The `Config` class centralizes OCR settings. Key parameters:

| Parameter        | Type         | Description                                            | Default                       |
|------------------|--------------|--------------------------------------------------------|-------------------------------|
| `prompt`         | `str`/`None` | Custom OCR prompt or `None` for default.               | `None`                        |
| `model_id`       | `str`        | Vision LLM model identifier.                           | `Qwen/Qwen2.5-VL-3B-Instruct` |
| `max_new_tokens` | `int`        | Max tokens generated by model.                         | `1024`                        |
| `preprocess`     | `bool`       | Enable preprocessing of input files.                   | `False`                       |
| `resolution`     | `int`        | DPI for PDF-to-image conversion.                       | `150`                         |
| `max_image_size` | `int`/`None` | Resize images to a max size. No resizing if `None`.    | `1920`                        |
| `result_format`  | `str`        | Output format (`plain`, `markdown`).                   | `md`                          |
| `merge_text`     | `bool`       | Merge extracted text.                                  | `False`                       |
| `export_results` | `bool`       | Save results to files.                                 | `False`                       |
| `export_format`  | `str`        | File output format (`txt`, `md`, `docx`, `pdf`).       | `md`                          |
| `export_dir`     | `str`/`None` | Directory for output files. `./ocr_exports` if `None`. | `None`                        |
| `verbose`        | `bool`       | Enables detailed logging for debugging.                | `False`                       |

---

## OCR Pipeline

### 1. Preprocessing

- **URL Handling**: Downloads remote files if input is a URL.
- **PDF Conversion**: Converts PDFs into image format (requires `poppler` installed and in `PATH`).
- **Image Enhancement**: Applies denoising and contrast adjustment.
- **Resizing**: Optimizes images for Vision LLMs.

### 2. Text Extraction

- Extracts text using Vision LLMs, with support for custom prompts for tailored OCR instructions.

### 3. Postprocessing

- Formats and merges extracted text in specified format.
- Converts it into specified export formats (e.g., Markdown, PDF).
- Saves results if configured.

---

## Logging

Enable logging by setting `verbose=True` in the `Config` object.
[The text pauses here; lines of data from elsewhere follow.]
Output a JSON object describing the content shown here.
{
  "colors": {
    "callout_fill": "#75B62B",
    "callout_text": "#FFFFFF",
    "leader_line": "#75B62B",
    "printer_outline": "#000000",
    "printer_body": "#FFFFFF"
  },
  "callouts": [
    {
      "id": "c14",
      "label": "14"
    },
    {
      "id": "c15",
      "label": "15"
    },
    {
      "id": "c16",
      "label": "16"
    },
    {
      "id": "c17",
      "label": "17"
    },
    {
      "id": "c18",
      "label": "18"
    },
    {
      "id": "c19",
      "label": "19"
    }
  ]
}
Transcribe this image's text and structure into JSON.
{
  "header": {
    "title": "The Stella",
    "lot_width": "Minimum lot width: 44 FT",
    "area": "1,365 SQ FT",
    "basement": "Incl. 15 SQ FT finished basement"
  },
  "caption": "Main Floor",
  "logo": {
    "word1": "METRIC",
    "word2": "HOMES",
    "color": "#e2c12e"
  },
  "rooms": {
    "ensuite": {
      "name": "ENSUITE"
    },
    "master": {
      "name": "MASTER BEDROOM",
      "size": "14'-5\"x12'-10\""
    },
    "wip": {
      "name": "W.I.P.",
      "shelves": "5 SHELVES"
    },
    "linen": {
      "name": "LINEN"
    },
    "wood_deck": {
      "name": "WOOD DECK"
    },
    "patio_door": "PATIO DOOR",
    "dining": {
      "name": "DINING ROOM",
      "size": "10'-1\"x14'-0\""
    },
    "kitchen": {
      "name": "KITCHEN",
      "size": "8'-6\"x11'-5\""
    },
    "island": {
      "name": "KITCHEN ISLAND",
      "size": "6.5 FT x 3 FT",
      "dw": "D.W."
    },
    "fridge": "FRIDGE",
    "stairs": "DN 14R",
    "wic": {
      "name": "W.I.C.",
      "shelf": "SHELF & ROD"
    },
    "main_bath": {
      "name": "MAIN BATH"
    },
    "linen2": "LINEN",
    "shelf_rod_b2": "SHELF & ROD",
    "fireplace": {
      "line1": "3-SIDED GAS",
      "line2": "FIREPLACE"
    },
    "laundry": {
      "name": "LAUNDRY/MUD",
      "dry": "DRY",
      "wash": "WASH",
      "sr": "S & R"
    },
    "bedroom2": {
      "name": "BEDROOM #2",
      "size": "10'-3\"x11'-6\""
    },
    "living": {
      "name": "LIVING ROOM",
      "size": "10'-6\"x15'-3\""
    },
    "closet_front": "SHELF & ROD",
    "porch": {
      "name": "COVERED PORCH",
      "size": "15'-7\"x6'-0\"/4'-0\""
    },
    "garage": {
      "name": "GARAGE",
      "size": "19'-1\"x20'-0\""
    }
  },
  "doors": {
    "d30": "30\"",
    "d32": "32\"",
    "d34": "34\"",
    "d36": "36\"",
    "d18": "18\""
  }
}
Logs provide insights into preprocessing, extraction, and postprocessing steps.

---

## Supported Models

bOCR supports Vision LLMs such as:

- `Qwen/Qwen2.5-VL-3B-Instruct`
- `Qwen/Qwen2.5-VL-7B-Instruct`
- `Qwen/Qwen2.5-VL-72B-Instruct`
- `Qwen/Qwen2-VL-2B-Instruct`
- `Qwen/Qwen2-VL-7B-Instruct`
- `Qwen/Qwen2-VL-72B-Instruct`
- `Qwen/QVQ-72B-Preview`
- `meta-llama/Llama-3.2-11B-Vision-Instruct`
- `meta-llama/Llama-3.2-90B-Vision-Instruct`
- `microsoft/Phi-3.5-vision-instruct`
- `llama3.2-vision:11b` from Ollama
- `llama3.2-vision:90b` from Ollama

Additional models can be supported by implementing a new backbone in `bocr/backbones/` and updating `mappings.yaml`.

---

## License

This project is licensed under the MIT License.